As if my ruminations had summoned it, a deep booming call came, carried on the whispering wind over the hollow cadence of the insect host. It rose like a lonely horn blast from a solidary minstrel, sad and hopeless.

“The other drake,” Miranda murmured.

Her dark eyes never left the shrouded figure who had also paused, turning toward the mournful sound.

“Who are you?” Miranda echoed.

The figure turned back, hesitating, its face veiled in the shadow of its hood. Then it fled.

“Wait!” I called but it was gone, vanishing into the grasses.

“She has the medallion,” Miralda said.

“She,” I paused.

“ How do you know it’s a she?” I asked.

“No, I don’t know.” She pressed her lips together, frowning in frustration. “Everything’s wrong.”

She turned dark eyes upon me full of sadness.

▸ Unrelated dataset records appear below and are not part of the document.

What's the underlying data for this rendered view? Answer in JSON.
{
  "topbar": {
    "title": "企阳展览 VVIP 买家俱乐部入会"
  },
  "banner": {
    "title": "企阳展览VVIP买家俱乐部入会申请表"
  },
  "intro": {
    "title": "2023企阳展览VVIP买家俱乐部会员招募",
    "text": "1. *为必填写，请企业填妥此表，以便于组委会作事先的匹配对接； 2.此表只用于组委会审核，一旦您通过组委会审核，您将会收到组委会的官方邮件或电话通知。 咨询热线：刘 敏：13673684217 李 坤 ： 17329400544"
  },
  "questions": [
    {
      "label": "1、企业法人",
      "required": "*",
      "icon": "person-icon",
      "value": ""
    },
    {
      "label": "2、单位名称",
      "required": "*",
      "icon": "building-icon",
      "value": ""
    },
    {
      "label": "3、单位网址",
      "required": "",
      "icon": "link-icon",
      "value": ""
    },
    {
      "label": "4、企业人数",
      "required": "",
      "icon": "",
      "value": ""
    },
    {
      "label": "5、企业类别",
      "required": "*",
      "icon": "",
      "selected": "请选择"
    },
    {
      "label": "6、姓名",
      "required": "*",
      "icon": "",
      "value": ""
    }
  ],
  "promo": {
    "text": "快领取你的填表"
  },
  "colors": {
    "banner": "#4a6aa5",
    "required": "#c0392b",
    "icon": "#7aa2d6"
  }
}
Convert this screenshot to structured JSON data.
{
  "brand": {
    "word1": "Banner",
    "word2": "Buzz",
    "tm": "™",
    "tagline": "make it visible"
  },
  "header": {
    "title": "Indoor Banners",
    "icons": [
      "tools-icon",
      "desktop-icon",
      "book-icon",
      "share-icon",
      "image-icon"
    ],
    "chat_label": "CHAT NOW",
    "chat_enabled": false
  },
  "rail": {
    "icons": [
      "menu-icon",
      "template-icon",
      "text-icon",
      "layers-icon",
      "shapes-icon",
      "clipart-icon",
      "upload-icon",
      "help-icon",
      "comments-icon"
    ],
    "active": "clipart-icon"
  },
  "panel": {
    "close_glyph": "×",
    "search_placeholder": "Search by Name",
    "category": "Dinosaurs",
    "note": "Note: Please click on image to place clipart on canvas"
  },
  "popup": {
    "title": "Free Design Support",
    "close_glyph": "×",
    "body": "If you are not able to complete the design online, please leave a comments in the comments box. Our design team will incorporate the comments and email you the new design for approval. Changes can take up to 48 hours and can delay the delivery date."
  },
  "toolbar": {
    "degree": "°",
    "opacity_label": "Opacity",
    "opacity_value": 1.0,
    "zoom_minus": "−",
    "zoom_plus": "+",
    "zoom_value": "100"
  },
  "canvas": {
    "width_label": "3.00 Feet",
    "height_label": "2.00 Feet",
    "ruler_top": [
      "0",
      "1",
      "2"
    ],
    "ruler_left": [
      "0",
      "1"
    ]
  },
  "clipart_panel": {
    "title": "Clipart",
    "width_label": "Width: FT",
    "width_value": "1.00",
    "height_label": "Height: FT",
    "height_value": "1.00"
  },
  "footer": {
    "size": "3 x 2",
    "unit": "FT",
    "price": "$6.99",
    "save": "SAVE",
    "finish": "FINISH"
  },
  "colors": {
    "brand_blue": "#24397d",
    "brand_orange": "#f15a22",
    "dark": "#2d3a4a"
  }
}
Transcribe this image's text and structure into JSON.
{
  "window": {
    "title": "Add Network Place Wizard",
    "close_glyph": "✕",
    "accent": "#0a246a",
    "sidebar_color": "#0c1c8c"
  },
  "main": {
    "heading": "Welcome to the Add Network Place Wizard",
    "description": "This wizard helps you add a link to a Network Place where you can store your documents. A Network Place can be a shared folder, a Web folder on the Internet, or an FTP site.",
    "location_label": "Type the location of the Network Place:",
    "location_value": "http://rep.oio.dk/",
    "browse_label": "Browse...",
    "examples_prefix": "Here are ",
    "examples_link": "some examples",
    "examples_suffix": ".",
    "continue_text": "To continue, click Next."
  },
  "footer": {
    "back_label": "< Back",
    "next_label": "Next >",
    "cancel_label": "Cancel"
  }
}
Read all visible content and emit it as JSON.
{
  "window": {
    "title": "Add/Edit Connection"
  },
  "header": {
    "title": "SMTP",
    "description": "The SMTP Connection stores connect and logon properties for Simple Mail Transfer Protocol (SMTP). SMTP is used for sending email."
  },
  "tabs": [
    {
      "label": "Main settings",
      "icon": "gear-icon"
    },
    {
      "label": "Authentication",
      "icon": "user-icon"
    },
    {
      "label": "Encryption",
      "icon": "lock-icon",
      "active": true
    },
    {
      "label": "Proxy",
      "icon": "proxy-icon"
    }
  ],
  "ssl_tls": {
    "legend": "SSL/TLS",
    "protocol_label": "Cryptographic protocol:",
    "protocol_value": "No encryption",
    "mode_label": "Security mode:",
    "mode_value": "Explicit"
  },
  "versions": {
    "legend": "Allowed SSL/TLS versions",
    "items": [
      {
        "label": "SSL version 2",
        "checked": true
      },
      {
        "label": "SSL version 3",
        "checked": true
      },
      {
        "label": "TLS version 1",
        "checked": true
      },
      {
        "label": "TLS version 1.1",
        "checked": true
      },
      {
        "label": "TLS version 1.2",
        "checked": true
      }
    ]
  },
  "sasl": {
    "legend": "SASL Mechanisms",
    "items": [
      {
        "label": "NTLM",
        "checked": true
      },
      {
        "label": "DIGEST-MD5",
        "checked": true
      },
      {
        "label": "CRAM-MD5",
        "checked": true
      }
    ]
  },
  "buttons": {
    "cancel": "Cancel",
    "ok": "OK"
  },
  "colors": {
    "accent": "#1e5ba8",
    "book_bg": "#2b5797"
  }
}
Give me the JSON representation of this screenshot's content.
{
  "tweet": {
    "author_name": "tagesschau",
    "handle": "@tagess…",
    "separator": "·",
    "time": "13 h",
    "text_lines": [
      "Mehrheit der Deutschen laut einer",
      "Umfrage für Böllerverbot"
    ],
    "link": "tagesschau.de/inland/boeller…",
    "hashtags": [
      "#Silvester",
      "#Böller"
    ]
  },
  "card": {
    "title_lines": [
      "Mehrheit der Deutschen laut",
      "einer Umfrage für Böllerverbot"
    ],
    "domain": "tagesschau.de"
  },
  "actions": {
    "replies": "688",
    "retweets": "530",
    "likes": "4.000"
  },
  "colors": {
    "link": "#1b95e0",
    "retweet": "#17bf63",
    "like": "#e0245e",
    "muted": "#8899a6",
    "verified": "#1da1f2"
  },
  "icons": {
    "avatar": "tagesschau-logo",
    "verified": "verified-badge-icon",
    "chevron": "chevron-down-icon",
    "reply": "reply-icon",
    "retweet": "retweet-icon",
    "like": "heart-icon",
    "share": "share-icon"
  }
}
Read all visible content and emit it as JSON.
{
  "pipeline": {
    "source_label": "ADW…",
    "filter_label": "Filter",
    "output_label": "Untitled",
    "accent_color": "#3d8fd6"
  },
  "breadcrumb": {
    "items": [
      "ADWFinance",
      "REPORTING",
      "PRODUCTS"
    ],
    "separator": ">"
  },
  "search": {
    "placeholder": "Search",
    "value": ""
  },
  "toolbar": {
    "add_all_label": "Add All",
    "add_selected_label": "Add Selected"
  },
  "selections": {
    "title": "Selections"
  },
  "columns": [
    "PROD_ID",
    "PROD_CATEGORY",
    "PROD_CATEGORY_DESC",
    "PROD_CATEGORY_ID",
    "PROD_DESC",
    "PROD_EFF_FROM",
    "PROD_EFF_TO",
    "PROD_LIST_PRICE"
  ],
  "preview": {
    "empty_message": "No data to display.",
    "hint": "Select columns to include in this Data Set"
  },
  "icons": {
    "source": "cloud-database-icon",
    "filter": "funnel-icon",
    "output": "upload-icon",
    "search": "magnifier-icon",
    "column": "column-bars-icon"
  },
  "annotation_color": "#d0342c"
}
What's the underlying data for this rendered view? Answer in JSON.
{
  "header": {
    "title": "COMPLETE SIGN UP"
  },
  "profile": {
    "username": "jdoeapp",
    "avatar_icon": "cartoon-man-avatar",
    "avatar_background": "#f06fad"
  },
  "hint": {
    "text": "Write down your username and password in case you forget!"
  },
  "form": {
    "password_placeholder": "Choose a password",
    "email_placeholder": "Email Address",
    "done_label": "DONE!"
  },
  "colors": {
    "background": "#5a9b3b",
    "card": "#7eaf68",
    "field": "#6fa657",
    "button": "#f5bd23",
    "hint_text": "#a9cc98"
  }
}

“Come on,” I said, taking her hand and pulling her into the grasses after the figure. I searched like a hunter, like the feral thing that I am, but I could replace no trace. The tracks simply ended. The sorrowful call of the drake sounded again and again we both paused, turning towards the source. Did it mourn? Was the other drake its mate? Sibling? Friend? Angrily I suppressed an absurd regret that welled in my chest for the beast that had devoured our crewmates and sunk our ship.

“I did you a favor if it was a clutch mate,” I thought. “It would have turned on you when you least expect it.”

Miranda was leading again, following her glittering talisman.

“This way,” she whispered.

We turned back towards the beach, through the mangrove trees and the whispering bamboo. The moons were waning but still bright, glittering off the obsidian waves as we emerged onto the sand. There in the moonlight, waist deep in the water, stood the stranger.